Wielding influence through sculptures of steel


By Steven Snyder

It starts as a 32-square-foot hunk of steel — a massive, inanimate black mass — and ends up as an artwork designed to cut across borders both political and psychological and to build bridges between cultures.

Call it welding with a sense of wonder.

For some 30 years, Tribeca’s Janet Goldner has been using steel as her tool of inspiration, wielding a gas torch, her experiences in Africa, specifically Mali, and her political beliefs to create unique metal sculptures that have engaged viewers worldwide in a discussion of community.

She prides herself on welding holes in the steel, which “engage the space in a different way than most sculptures do,” cutting out both larger gaps that help the piece to breathe, and thin lines that stretch, zig-zag and loop through the blackness. In Goldner’s work, solid becomes fluid; metal comes to life.

After cutting into the steel’s surface, she then adds elements to the newly-created canvas. Sometimes it’s a dark silhouette, other times a line of text or even an outline of a continent. The result, says Goldner, 54, is the culmination of a lengthy collaboration, a process of give and take with the material that she describes as a two-way conversation.

“I really love welding,” she says in her Downtown studio on Warren Street, standing among several recent works while discussing both her sculpture currently on display at the Center For Book Arts, as well as an installation recently selected for the American embassy in Mali. “In that moment, the only thing in the world is the steel and that little flame.

“It’s really a dialogue with the material. What I do is both concept-driven, as I start with an idea, but also form-driven, depending on what the material does.”

Surveying Goldner’s works, that form typically takes the appearance of a black surface broken up by fine lines, or of an open canvases sprinkled with thin black figuring. Its concept is often based on the notion that our individual differences pale in comparison to our similarities as a species and a planet. In other words, that we, as a world community, are all connected.

She points to a work titled “We Are All Immigrants,” five black, eight-foot-tall structures that in 1997 were positioned around Sara Delano Roosevelt Park on the Lower East Side. Designed to call attention to the immigration debate ripping through the political landscape, each of the bulky installations include text from George Washington and others, acknowledging that we all came to this country from somewhere else.

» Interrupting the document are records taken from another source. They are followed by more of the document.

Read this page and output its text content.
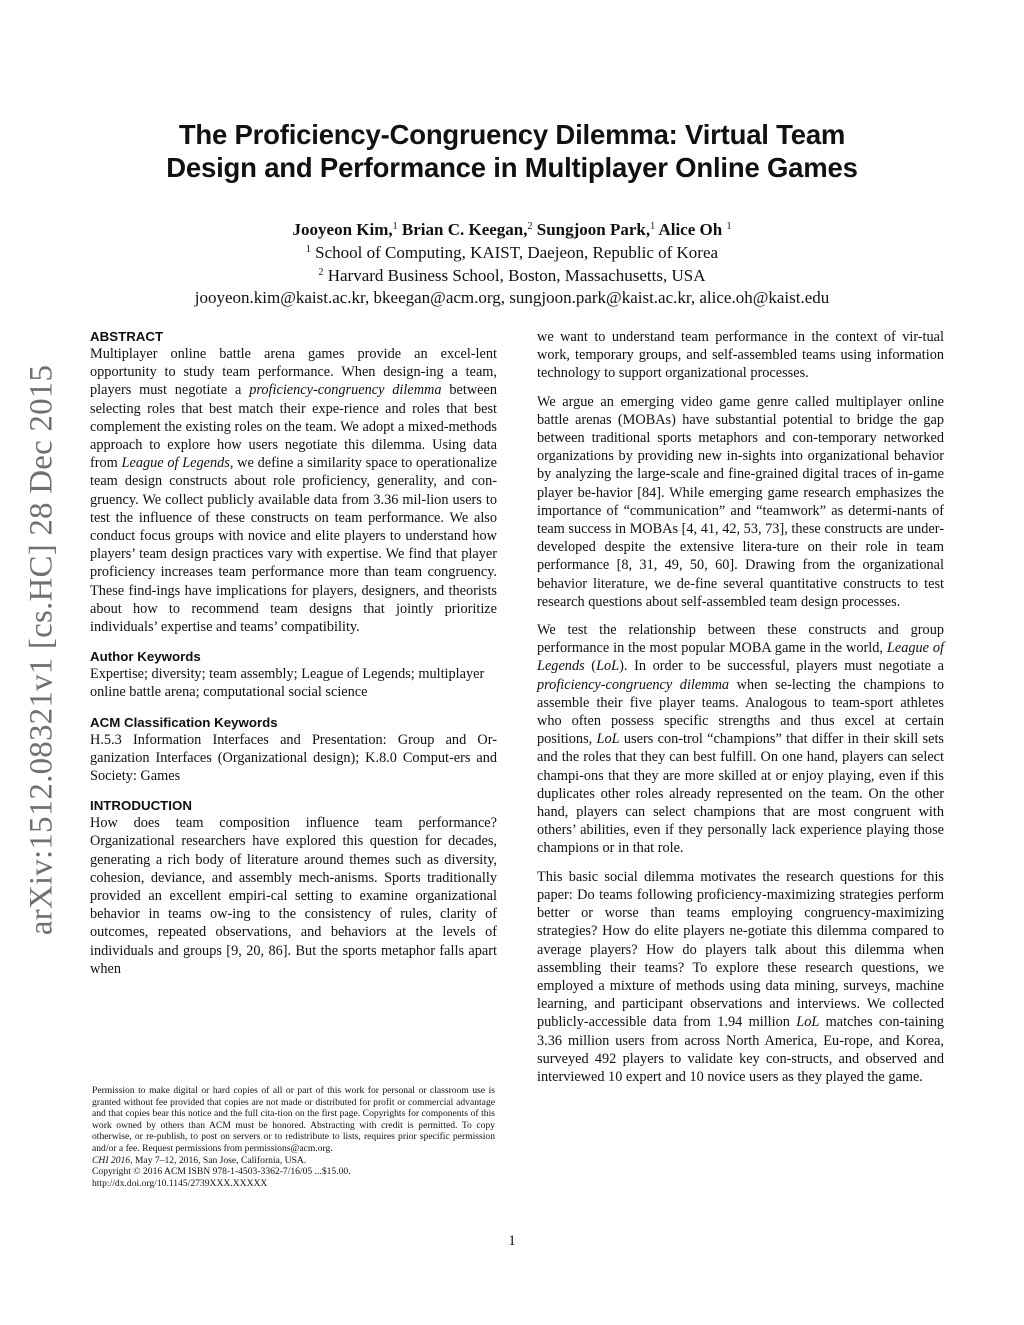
The Proficiency-Congruency Dilemma: Virtual Team
Design and Performance in Multiplayer Online Games
Jooyeon Kim,$^1$ Brian C. Keegan,$^2$ Sungjoon Park,$^1$ Alice Oh $^1$
$^1$ School of Computing, KAIST, Daejeon, Republic of Korea
$^2$ Harvard Business School, Boston, Massachusetts, USA
jooyeon.kim@kaist.ac.kr, bkeegan@acm.org, sungjoon.park@kaist.ac.kr, alice.oh@kaist.edu
arXiv:1512.08321v1 [cs.HC] 28 Dec 2015
ABSTRACT

Multiplayer online battle arena games provide an excel-lent opportunity to study team performance. When design-ing a team, players must negotiate a proficiency-congruency dilemma between selecting roles that best match their expe-rience and roles that best complement the existing roles on the team. We adopt a mixed-methods approach to explore how users negotiate this dilemma. Using data from League of Legends, we define a similarity space to operationalize team design constructs about role proficiency, generality, and con-gruency. We collect publicly available data from 3.36 mil-lion users to test the influence of these constructs on team performance. We also conduct focus groups with novice and elite players to understand how players’ team design practices vary with expertise. We find that player proficiency increases team performance more than team congruency. These find-ings have implications for players, designers, and theorists about how to recommend team designs that jointly prioritize individuals’ expertise and teams’ compatibility.

Author Keywords

Expertise; diversity; team assembly; League of Legends; multiplayer online battle arena; computational social science

ACM Classification Keywords

H.5.3 Information Interfaces and Presentation: Group and Or-ganization Interfaces (Organizational design); K.8.0 Comput-ers and Society: Games

INTRODUCTION

How does team composition influence team performance? Organizational researchers have explored this question for decades, generating a rich body of literature around themes such as diversity, cohesion, deviance, and assembly mech-anisms. Sports traditionally provided an excellent empiri-cal setting to examine organizational behavior in teams ow-ing to the consistency of rules, clarity of outcomes, repeated observations, and behaviors at the levels of individuals and groups [9, 20, 86]. But the sports metaphor falls apart when

Permission to make digital or hard copies of all or part of this work for personal or classroom use is granted without fee provided that copies are not made or distributed for profit or commercial advantage and that copies bear this notice and the full cita-tion on the first page. Copyrights for components of this work owned by others than ACM must be honored. Abstracting with credit is permitted. To copy otherwise, or re-publish, to post on servers or to redistribute to lists, requires prior specific permission and/or a fee. Request permissions from permissions@acm.org.

CHI 2016, May 7–12, 2016, San Jose, California, USA.

Copyright © 2016 ACM ISBN 978-1-4503-3362-7/16/05 ...$15.00.

http://dx.doi.org/10.1145/2739XXX.XXXXX

we want to understand team performance in the context of vir-tual work, temporary groups, and self-assembled teams using information technology to support organizational processes.

We argue an emerging video game genre called multiplayer online battle arenas (MOBAs) have substantial potential to bridge the gap between traditional sports metaphors and con-temporary networked organizations by providing new in-sights into organizational behavior by analyzing the large-scale and fine-grained digital traces of in-game player be-havior [84]. While emerging game research emphasizes the importance of “communication” and “teamwork” as determi-nants of team success in MOBAs [4, 41, 42, 53, 73], these constructs are under-developed despite the extensive litera-ture on their role in team performance [8, 31, 49, 50, 60]. Drawing from the organizational behavior literature, we de-fine several quantitative constructs to test research questions about self-assembled team design processes.

We test the relationship between these constructs and group performance in the most popular MOBA game in the world, League of Legends (LoL). In order to be successful, players must negotiate a proficiency-congruency dilemma when se-lecting the champions to assemble their five player teams. Analogous to team-sport athletes who often possess specific strengths and thus excel at certain positions, LoL users con-trol “champions” that differ in their skill sets and the roles that they can best fulfill. On one hand, players can select champi-ons that they are more skilled at or enjoy playing, even if this duplicates other roles already represented on the team. On the other hand, players can select champions that are most congruent with others’ abilities, even if they personally lack experience playing those champions or in that role.

This basic social dilemma motivates the research questions for this paper: Do teams following proficiency-maximizing strategies perform better or worse than teams employing congruency-maximizing strategies? How do elite players ne-gotiate this dilemma compared to average players? How do players talk about this dilemma when assembling their teams? To explore these research questions, we employed a mixture of methods using data mining, surveys, machine learning, and participant observations and interviews. We collected publicly-accessible data from 1.94 million LoL matches con-taining 3.36 million users from across North America, Eu-rope, and Korea, surveyed 492 players to validate key con-structs, and observed and interviewed 10 expert and 10 novice users as they played the game.

1
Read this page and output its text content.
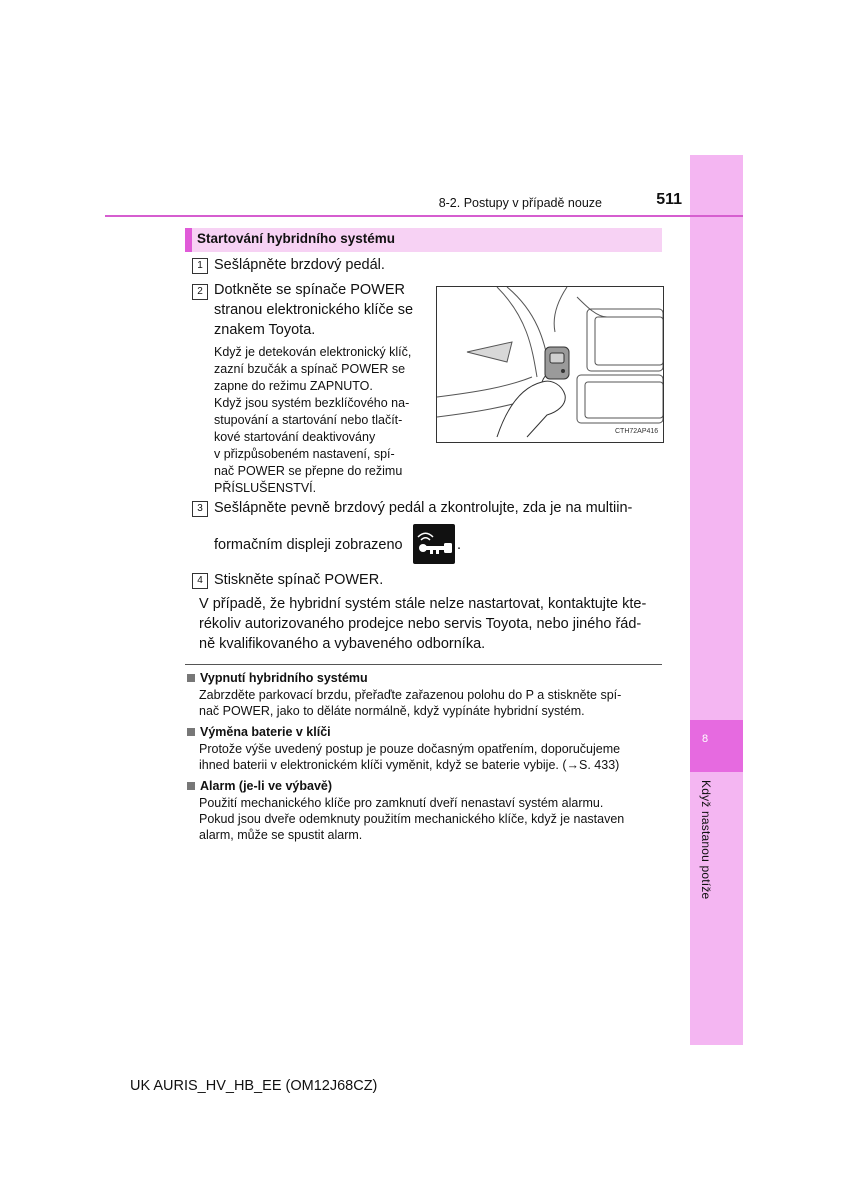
8
Když nastanou potíže
8-2. Postupy v případě nouze	511
Startování hybridního systému
1 Sešlápněte brzdový pedál.
2 Dotkněte se spínače POWER
stranou elektronického klíče se
znakem Toyota.
Když je detekován elektronický klíč,
zazní bzučák a spínač POWER se
zapne do režimu ZAPNUTO.
Když jsou systém bezklíčového na-
stupování a startování nebo tlačít-
kové startování deaktivovány
v přizpůsobeném nastavení, spí-
nač POWER se přepne do režimu
PŘÍSLUŠENSTVÍ.
CTH72AP416
3 Sešlápněte pevně brzdový pedál a zkontrolujte, zda je na multiin-
formačním displeji zobrazeno	.
4 Stiskněte spínač POWER.
V případě, že hybridní systém stále nelze nastartovat, kontaktujte kte-
rékoliv autorizovaného prodejce nebo servis Toyota, nebo jiného řád-
ně kvalifikovaného a vybaveného odborníka.
Vypnutí hybridního systému
Zabrzděte parkovací brzdu, přeřaďte zařazenou polohu do P a stiskněte spí-
nač POWER, jako to děláte normálně, když vypínáte hybridní systém.
Výměna baterie v klíči
Protože výše uvedený postup je pouze dočasným opatřením, doporučujeme
ihned baterii v elektronickém klíči vyměnit, když se baterie vybije. (→S. 433)
Alarm (je-li ve výbavě)
Použití mechanického klíče pro zamknutí dveří nenastaví systém alarmu.
Pokud jsou dveře odemknuty použitím mechanického klíče, když je nastaven
alarm, může se spustit alarm.
UK AURIS_HV_HB_EE (OM12J68CZ)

Goldner then recalls a pair of works she made around the time of Sept. 11. The first, created in Lithuania, was made as a multi-square “book,” in which several steel frames were connected together — like the pages of an unfolded book — each containing a different image pertaining to the history of the region.

Goldner says that Eastern Europe’s history is tainted with memories of World War II and the Nazis, and she included a line of text in the piece that urged viewers to move forward: “Can we heal from the wound of our tortured past?”

She had originally intended to replicate that work in America, but suddenly found that the text had less impact here than it did abroad. As she experimented with alternate passages, the attacks of Sept. 11 occurred and she then drafted a new message that was inscribed in a second slab of steel.

Positioned next to squares filled with interconnecting silhouettes is the sentence: “Can we acknowledge the pain we’ve caused in the world even as we struggle with our own?”

Goldner says much of her work has followed this theme of an interconnected world.

“It’s about building bridges,” she says. “It’s all about breaking down notions of ‘us’ and ‘them,’ or the questions of ‘what do they do’ versus ‘what do we do.’ Because we’re really not all that different. It’s all about seeing the commonality of us on Earth, not seeing others as evil or stupid.

“I go in asking, ‘Why?’ I know I’m the stupid one, that I’m trying to understand and appreciate something I don’t know about.”

This philosophy guided Goldner in developing “Negelan,” an installation which was recently purchased for the United States’ embassy in Mali, West Africa — a country Goldner has studied extensively, and continues to visit five to six months out of every year. Its title is a derivative of the word “Bogolan,” which is the name of a stylized type of Mali cloth. Goldner says the piece started as a random collection of small black steel shapes and figures, that had been discarded from other projects. But the more pieces she added to the project — it now exists with more than two dozen smaller shapes, all featuring inscribed designs — the more she realized how it built a bridge between her modern approach to sculpture, and the traditions behind Bogolan design.

And she says it’s a perfect piece for an American Mali embassy — a place where one country’s culture meets another.

“It reflects my status as both an insider and an outsider,” she says of “Negelan,” which fuses together the modern with the traditional, the abstract with the iconic. “It’s such a wonderful acknowledgment.”